Se fue, riendo a carcajadas. Cuando abrió la puerta, me llegó desde el vestíbulo, el sonido de múltiples pasos y de voces que se alejaban. Era la hora de la cena. Una parte de mi vida parecía irse con ellos, alejarse hacia una zona grisácea. Sonó un golpe en la puerta, y me puse en pie de un salto, con el corazón alborotado.

Un estudiante pequeño, con gorro de novato, asomó la cabeza y gritó:

—Dice el Dr. Bledsoe que vayas al Rabb Hall.

Se fue antes de que pudiera preguntarle nada. Oí sus pasos al cruzar corriendo el vestíbulo para llegar al comedor antes de que sonara el segundo aviso de la cena.

Al llegar a la puerta de Mr. Norton, puse la mano en la manecilla de la cerradura y me detuve un instante para murmurar una oración.

Tras el golpe de mis nudillos, oí su voz:

—Entra, muchacho.

Vestía ropa limpia y, bajo la luz, su cabello blanco brillaba como la seda. En la frente llevaba un esparadrapo sujetando una gasa a la piel. Estaba solo.

Le pedí disculpas.

—Lo siento mucho, señor, pero me dijeron que el Dr. Bledsoe quería que viniese aquí

—Así es, pero el Dr. Bledsoe tuvo que irse. Le encontrarás en su despacho, después de la capilla.

—Muchas gracias, señor.

Y di media vuelta, dispuesto a irme. Oí el carraspeo, a mis espaldas, y, después:

—Muchacho...

Esperanzado, me volví hacia él.

—Muchacho, ya he explicado al Dr.

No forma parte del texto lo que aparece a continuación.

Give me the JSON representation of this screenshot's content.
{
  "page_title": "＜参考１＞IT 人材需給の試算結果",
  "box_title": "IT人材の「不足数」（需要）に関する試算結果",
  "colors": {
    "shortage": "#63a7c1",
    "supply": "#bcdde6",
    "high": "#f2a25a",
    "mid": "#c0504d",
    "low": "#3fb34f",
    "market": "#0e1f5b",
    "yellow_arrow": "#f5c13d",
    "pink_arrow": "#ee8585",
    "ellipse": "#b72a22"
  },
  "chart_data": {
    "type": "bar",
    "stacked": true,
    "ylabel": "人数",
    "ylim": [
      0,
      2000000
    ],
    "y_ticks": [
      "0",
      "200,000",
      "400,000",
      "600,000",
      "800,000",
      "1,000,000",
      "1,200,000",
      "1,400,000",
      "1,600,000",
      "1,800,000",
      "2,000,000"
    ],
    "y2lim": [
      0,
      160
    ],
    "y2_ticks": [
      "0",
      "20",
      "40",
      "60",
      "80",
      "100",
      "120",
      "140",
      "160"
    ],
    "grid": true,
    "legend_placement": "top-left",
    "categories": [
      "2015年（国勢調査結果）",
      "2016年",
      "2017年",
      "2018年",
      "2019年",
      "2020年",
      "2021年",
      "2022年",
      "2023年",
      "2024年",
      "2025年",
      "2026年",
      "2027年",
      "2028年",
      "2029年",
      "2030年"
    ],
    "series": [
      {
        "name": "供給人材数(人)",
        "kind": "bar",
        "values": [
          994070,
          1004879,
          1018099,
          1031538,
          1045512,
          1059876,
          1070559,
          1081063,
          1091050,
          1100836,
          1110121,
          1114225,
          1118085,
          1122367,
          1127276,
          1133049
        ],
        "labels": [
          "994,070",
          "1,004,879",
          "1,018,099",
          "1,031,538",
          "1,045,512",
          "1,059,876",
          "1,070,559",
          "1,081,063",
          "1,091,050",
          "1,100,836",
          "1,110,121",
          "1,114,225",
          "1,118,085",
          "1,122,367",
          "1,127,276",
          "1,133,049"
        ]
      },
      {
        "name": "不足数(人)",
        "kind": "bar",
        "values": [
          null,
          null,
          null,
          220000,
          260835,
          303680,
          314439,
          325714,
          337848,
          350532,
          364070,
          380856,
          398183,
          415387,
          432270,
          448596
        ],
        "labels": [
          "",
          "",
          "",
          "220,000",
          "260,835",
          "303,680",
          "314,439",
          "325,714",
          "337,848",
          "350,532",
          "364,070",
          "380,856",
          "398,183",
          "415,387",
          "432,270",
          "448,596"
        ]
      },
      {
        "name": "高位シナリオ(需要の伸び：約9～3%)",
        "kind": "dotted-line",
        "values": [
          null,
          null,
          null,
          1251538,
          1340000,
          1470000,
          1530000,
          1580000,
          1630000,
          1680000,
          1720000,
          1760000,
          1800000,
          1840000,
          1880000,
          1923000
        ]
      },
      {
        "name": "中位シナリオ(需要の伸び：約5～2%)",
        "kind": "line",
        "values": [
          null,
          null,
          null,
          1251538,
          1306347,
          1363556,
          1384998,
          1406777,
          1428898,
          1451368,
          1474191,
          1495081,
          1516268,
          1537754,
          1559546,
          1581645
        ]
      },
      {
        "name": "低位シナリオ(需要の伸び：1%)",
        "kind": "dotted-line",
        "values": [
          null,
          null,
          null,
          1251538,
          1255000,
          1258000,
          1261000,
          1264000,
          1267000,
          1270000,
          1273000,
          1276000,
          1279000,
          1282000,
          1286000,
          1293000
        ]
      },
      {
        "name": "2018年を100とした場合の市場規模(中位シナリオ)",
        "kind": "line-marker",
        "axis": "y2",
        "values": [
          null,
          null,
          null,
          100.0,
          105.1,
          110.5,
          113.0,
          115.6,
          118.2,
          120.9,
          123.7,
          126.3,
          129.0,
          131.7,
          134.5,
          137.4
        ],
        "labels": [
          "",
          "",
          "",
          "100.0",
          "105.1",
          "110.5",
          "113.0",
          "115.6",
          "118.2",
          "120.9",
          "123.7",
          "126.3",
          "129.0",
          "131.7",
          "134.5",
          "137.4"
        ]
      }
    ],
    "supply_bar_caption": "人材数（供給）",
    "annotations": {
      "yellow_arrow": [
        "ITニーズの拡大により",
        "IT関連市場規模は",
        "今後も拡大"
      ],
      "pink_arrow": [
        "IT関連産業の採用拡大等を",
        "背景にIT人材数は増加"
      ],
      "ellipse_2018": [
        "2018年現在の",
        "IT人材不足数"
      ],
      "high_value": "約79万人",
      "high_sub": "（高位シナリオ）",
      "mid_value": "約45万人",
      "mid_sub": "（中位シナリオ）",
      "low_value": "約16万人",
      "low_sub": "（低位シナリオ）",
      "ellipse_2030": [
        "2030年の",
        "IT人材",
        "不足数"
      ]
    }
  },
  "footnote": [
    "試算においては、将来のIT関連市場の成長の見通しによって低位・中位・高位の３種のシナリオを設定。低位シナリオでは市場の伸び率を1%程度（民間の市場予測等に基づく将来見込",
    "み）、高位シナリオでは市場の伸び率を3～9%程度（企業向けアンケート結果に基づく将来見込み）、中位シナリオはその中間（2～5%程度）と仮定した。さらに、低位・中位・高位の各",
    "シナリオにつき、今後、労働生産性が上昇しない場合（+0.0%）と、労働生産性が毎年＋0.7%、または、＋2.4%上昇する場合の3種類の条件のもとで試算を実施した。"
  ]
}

Bledsoe que tú no tienes culpa de lo ocurrido. Y creo que lo ha comprendido.

Sentí tal alivio que, al principio, únicamente pude mirarle fijamente, y, al través de mi mirada húmeda, le veía como un pequeño Papá Noel, vestido de blanco, con sedoso cabello.

—Gracias, muchas gracias, señor —pude decir al fin—. Muchísimas gracias...— Me contemplaba en silencio, con las cejas ligeramente fruncidas. Le pregunté—: ¿Me necesitará esta noche, señor?

—No, no voy a utilizar el automóvil. Los negocios me obligan a irme antes de lo que esperaba. Me voy esta noche.

—Puedo llevarle a la estación —ofrecí, esperanzado.

—Gracias, pero el Dr. Bledsoe ya ha tomado las medidas necesarias.

Solté un "oh" de desencanto. Tenía esperanzas de recobrar su aprecio sirviéndole durante el resto de la semana. Ahora, ya no tendría esta oportunidad.

—Deseo que tenga un buen viaje, señor.

—Muchas gracias —dijo, con una repentina sonrisa.

—Y quizá la próxima vez que usted nos visite podré contestar algunas de las preguntas que me ha hecho esta tarde.

Contrajo la pupilas.

—¿Qué preguntas?

—Sí, señor... Las preguntas sobre... Sobre su destino...

—Ah, sí, sí.

—Y también me he propuesto leer a Emerson, señor.

—Muy bien, muy bien. La confianza en uno mismo es una gran virtud. Esperaré con el mayor interés enterarme de tu contribución a mi destino. —Dijo mientras con la mano me encaminaba hacia la puerta. Añadió—: Y no olvides ir a ver al Dr. Bledsoe.

Salí de allí un tanto tranquilizado, pero no del todo. Todavía tenía que ver al Dr. Bledsoe y, antes, asistir a la capilla.